2013 Bedrock Wine Co ‘Ode to Lulu’ Ancient Vine Rosé
Morgan Twain-Peterson has maverick winemaking in his blood: his parents started Ravenswood, one of the first organic estates in California, and he made his first wine at the age of five. Twain-Peterson is carrying the progressive wine torch as a grown-up, too, with old-vine wines that look to the Old World for their inspiration, honoring balance and freshness over blown-out fruit and alcohol. Twain-Peterson took his cues for this wine from Domaine Tempier, a revered Provençal estate. The result is a stunning, rich rosé with serious architecture and complexity. He named for the wine for Lulu, the estate’s proprietress. Grapes are sourced from vineyard plantings dating back to the late 1800s, and its pedigree is obvious in the glass — this is serious stuff, with deep ripe berry and citrus oil notes under a layer of fresh herbs and rocks.
FROM: Contra Costa County, California. California winemaking is seeing a return to its roots as a small band of young producers are looking to the state’s undervalued vineyards for unique, rare fruit. Contra Costa doesn’t get any more off-the-beaten-freeway, with hidden patches of centuries-old vines crammed in between fast food joints and manufacturing plants.
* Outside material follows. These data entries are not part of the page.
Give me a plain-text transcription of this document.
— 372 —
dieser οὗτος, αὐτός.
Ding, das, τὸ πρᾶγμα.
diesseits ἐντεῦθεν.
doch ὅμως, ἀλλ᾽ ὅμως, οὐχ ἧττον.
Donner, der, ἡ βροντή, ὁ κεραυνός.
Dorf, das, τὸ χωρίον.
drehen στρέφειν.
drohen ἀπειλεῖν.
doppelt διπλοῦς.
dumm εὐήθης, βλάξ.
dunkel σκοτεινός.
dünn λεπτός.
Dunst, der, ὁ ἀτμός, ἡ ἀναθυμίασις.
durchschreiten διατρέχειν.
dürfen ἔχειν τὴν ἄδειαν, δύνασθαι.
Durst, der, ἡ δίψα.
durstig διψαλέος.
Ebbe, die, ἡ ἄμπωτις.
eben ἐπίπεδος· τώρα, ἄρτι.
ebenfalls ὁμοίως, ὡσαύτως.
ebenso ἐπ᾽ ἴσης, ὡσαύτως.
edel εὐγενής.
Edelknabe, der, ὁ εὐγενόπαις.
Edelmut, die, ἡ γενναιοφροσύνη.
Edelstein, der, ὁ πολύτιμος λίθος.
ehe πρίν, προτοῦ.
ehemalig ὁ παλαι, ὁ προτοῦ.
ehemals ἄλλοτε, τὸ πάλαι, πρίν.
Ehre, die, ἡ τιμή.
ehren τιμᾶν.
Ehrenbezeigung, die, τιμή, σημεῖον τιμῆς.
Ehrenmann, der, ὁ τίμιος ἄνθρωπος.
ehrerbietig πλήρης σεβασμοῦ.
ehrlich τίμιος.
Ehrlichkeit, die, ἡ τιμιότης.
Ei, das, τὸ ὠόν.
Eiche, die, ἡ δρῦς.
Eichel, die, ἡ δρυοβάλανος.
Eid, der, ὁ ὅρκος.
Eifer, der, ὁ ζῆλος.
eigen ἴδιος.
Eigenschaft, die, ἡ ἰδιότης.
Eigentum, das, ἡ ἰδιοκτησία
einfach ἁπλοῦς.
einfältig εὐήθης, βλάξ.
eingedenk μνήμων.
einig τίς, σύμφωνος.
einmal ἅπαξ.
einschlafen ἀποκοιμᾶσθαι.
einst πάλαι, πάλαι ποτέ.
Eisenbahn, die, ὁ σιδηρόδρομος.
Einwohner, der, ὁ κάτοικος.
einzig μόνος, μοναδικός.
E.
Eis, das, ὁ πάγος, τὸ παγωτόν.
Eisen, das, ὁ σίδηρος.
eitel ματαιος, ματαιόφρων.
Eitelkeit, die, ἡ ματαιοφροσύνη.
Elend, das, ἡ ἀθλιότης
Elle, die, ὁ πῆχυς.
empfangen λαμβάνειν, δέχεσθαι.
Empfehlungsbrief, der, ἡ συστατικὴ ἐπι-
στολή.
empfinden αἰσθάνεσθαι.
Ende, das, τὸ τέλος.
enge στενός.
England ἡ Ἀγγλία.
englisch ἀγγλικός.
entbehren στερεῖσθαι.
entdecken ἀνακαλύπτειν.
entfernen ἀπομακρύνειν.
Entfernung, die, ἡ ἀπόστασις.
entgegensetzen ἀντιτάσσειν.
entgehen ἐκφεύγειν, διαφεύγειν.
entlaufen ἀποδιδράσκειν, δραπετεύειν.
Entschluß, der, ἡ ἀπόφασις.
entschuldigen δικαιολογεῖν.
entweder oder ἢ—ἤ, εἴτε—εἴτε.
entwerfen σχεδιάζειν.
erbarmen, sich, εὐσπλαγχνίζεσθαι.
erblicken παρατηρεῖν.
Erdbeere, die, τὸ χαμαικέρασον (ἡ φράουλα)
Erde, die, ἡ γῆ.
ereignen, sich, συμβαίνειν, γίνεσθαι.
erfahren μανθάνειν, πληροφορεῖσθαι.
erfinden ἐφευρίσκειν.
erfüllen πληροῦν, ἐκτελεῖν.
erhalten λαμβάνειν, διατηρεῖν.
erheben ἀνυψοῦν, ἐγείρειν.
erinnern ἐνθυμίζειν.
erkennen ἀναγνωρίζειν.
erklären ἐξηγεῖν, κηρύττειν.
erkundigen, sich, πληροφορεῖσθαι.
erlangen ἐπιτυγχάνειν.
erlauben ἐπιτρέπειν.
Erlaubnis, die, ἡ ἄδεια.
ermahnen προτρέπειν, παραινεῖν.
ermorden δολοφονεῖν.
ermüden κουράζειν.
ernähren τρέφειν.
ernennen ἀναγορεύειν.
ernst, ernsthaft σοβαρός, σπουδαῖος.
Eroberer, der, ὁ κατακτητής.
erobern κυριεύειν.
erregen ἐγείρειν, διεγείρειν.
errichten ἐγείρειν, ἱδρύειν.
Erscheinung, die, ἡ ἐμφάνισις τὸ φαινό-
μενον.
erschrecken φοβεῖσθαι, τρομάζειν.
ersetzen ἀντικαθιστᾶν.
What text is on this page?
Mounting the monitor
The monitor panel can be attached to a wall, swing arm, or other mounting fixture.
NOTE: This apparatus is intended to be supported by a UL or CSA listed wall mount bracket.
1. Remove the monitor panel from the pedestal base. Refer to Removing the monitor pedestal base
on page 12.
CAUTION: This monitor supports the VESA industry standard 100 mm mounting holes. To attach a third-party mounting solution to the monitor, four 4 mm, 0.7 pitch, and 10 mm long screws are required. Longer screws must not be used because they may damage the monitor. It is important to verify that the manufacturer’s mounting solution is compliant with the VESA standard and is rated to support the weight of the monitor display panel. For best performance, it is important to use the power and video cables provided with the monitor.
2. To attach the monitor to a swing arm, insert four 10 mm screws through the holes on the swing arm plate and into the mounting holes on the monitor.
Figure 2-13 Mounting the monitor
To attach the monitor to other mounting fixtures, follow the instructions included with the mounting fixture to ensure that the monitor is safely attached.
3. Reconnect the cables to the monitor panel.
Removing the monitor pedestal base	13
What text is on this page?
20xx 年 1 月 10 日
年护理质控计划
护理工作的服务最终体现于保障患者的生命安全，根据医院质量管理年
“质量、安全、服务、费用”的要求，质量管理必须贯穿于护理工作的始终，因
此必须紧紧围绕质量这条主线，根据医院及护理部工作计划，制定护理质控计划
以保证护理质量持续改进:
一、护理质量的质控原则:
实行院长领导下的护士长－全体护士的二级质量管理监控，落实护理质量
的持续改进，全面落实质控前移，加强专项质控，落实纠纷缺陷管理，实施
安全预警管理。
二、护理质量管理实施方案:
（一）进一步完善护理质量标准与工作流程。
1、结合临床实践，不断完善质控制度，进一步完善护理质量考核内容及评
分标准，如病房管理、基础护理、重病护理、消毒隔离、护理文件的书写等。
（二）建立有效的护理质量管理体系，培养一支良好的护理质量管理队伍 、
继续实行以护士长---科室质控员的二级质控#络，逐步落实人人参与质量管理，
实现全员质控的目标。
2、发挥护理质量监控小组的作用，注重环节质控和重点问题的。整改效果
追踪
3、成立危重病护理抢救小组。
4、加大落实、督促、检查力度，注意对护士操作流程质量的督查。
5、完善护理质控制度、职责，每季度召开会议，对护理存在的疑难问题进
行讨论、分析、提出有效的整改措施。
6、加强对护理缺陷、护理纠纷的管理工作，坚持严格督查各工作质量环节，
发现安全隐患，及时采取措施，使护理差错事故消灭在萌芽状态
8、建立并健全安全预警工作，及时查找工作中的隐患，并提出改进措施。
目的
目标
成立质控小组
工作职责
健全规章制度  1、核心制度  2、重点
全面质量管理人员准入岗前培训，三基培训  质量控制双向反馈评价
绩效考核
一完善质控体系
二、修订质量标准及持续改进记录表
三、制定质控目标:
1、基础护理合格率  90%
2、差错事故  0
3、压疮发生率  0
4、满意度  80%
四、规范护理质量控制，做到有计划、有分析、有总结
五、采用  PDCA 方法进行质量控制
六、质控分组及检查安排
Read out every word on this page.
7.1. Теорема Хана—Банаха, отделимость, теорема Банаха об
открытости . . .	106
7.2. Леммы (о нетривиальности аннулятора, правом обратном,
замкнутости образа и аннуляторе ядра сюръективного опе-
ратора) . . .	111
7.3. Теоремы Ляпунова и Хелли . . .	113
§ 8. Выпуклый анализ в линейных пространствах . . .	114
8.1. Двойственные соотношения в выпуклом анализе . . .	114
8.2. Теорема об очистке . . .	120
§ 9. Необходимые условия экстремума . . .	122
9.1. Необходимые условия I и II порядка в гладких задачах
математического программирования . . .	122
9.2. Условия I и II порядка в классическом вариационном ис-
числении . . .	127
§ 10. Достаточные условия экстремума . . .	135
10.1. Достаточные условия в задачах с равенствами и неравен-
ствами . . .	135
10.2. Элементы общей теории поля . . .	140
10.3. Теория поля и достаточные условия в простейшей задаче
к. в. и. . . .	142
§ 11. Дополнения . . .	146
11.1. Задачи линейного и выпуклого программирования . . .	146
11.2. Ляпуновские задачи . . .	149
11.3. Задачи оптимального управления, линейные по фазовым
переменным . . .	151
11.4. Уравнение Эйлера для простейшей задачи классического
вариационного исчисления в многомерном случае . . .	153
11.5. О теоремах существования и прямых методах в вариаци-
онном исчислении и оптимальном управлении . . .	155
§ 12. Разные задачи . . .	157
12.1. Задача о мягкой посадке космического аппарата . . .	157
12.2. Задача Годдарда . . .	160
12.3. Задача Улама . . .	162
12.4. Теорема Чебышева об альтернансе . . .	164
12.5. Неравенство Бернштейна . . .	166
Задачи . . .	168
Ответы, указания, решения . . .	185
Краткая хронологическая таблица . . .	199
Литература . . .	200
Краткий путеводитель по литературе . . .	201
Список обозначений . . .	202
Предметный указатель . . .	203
DRINK WITH: Something truly badass, like that duck you confited yourself using a recipe your great-grandmother carried in her pocket all the way from the Old World.
2013 Donkey & Goat ‘Isabel’s Cuvée’
Jared and Tracy Brandt are the husband and wife team behind Donkey & Goat, and we look to them as touchstones for the changes happening on the California wine front. A garage winery in Berkeley, foot-stomped fruit, biodynamic vinification, old-vine sourcing and pet-nat production are innovations that keep us wanting more from this duo, who learned their trade from Rhône Valley master Éric Texier. Isabel’s Cuvée is earthy and luscious, and the delicate herbal aromatics that pull around at the finish feel like a secret reward after the mouthful of perfectly ripe strawberry fruit up front.
FROM: The Brandts source much of their fruit from vineyards with cool microclimates, allowing them to hit desired ripeness levels without sacrificing acidity. Mendocino County was the birthplace of Isabel’s grapes, and it’s an excellent region to scour for naturally produced wines with freshness and balance.
DRINK WITH: Whatever’s at the farmer’s market right now. This wine loves fresh vegetables.
THE LAST SIP: You should be drinking rosé today. And tomorrow. The same acidity that makes rosé so refreshing and versatile at the summer table also means that the wines stand up to some time in bottle. It’s true that they’re freshest right out of the gate — usually when they’re released in the spring following their harvest the previous Fall — but the best (especially those produced via direct-press) will develop complexity and depth over a year or more, making them appropriate companions to cooler weather and heartier fare. Few people cellar their rosés, meaning they’re missing out on a whole range of oenological experiences.